Usually by the time May long weekend arrives each spring I’m in garden-panic-mode.
May long weekend is a consistent chronological milestone we tend to use locally as the weekend when a garden can be safely planted as the ground as fully thawed and the risk of spring snow or a killing freeze has largely passed. Any later and the season is too short. Any sooner and one risks losing delicate seedlings to a mid-May reminder that we live in a northerly winter city.
Thanks to the ongoing pandemic sheltering orders, I’ve been spending a lot of time at home, and a lot of my free time in the backyard. The less fun tasks that lead into planting days over that May long weekend — raking, tilling, pruning, weeding, and picking up the accumulated trash — are often time consuming and become a minor blocker between that limited spring time and the patient joys of cultivation.

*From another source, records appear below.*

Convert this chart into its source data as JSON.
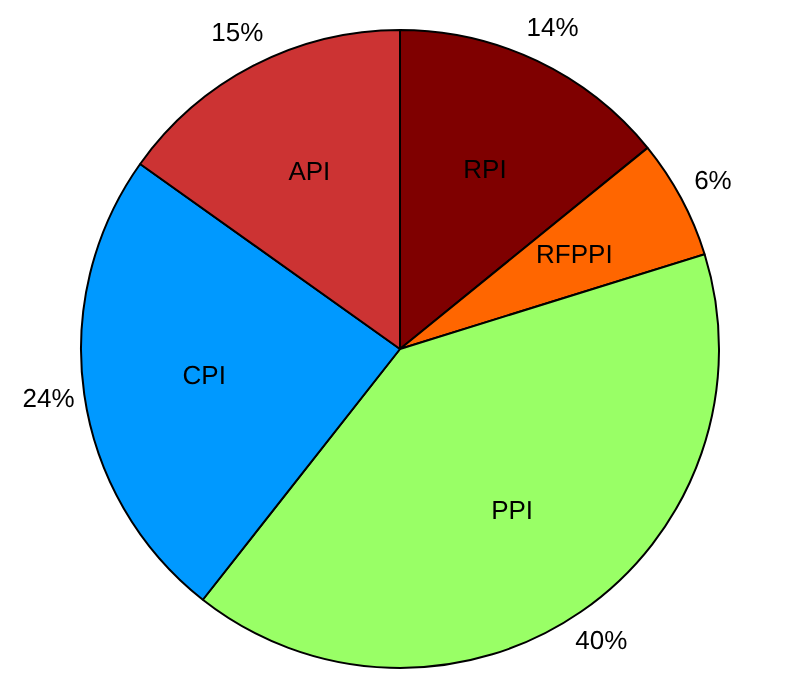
{
  "chart_data": {
    "type": "pie",
    "categories": [
      "RPI",
      "RFPPI",
      "PPI",
      "CPI",
      "API"
    ],
    "values": [
      14,
      6,
      40,
      24,
      15
    ],
    "value_labels": [
      "14%",
      "6%",
      "40%",
      "24%",
      "15%"
    ],
    "colors": [
      "#7f0000",
      "#ff6600",
      "#99ff66",
      "#0099ff",
      "#cc3333"
    ],
    "legend": false
  }
}
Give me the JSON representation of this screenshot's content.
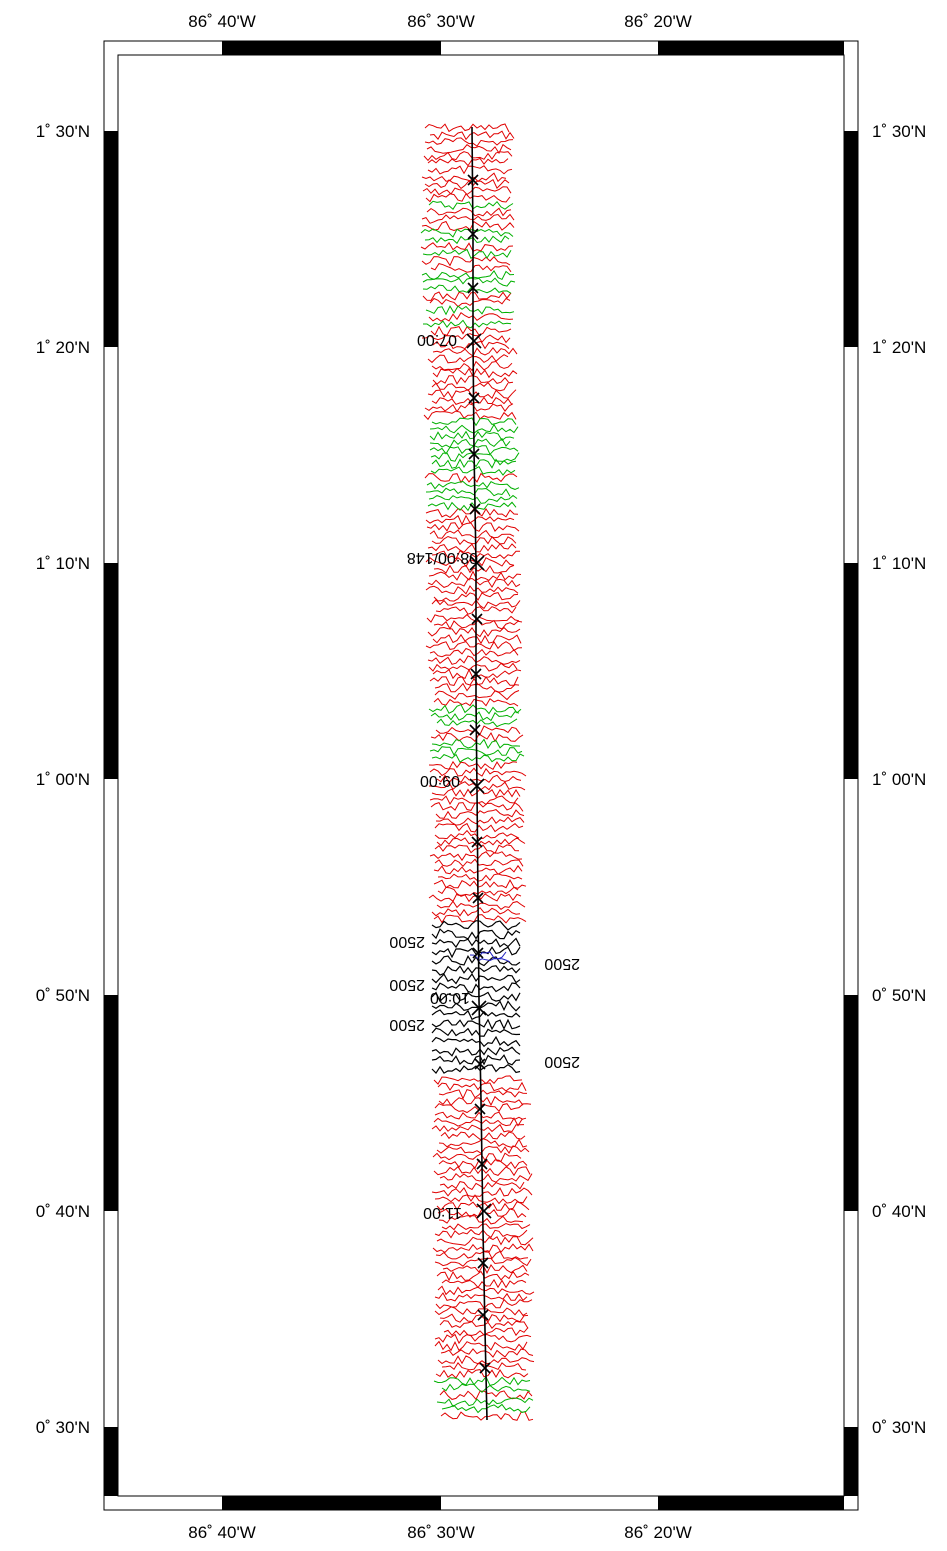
{
  "map": {
    "lon_labels": [
      "86˚ 40'W",
      "86˚ 30'W",
      "86˚ 20'W"
    ],
    "lat_labels": [
      "1˚ 30'N",
      "1˚ 20'N",
      "1˚ 10'N",
      "1˚ 00'N",
      "0˚ 50'N",
      "0˚ 40'N",
      "0˚ 30'N"
    ],
    "time_labels": [
      "07:00",
      "08:00/148",
      "09:00",
      "10:00",
      "11:00"
    ],
    "depth_labels": [
      "2500",
      "2500",
      "2500",
      "2500",
      "2500"
    ],
    "colors": {
      "contour_red": "#e00000",
      "contour_green": "#00b000",
      "contour_blue": "#2020c0",
      "contour_black": "#000000",
      "track": "#000000",
      "frame": "#000000"
    }
  }
}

Yet here I am, after the first week of May, with a raked yard, a tilled bed of soil, a refreshed compost, and garden ready to plant.
Ready?
Actually, the potatoes and onions have been in the ground for a week. And the garlic that ignored my requests to grow last year has this year emerged in abundance. The berry bushes — raspberries, haskaps, and saskatoons — are leafing out, and my apple tree is promising to show some colour in the next few days.
I started a small batch of more delicate long-season plants in my basement window sill. The tomatoes usually fail from lack of attention, but working from home has allowed me to keep them appropriately watered, lit, and even breezed, a strategy I researched online about simulating wind and outdoor air with a small fan to encourage stronger stems. Those plants still have a couple more weeks of indoor love, but I may start introducing them to the backyard as early as this afternoon.
In other words, as May long weekend sneaks up to startle us all with realization the year is nearly half over and the summer is officially upon us, this year I’m going to surprise her right back and spend it with a carefully planted garden… assuming it doesn’t pull a fast one and rain on us.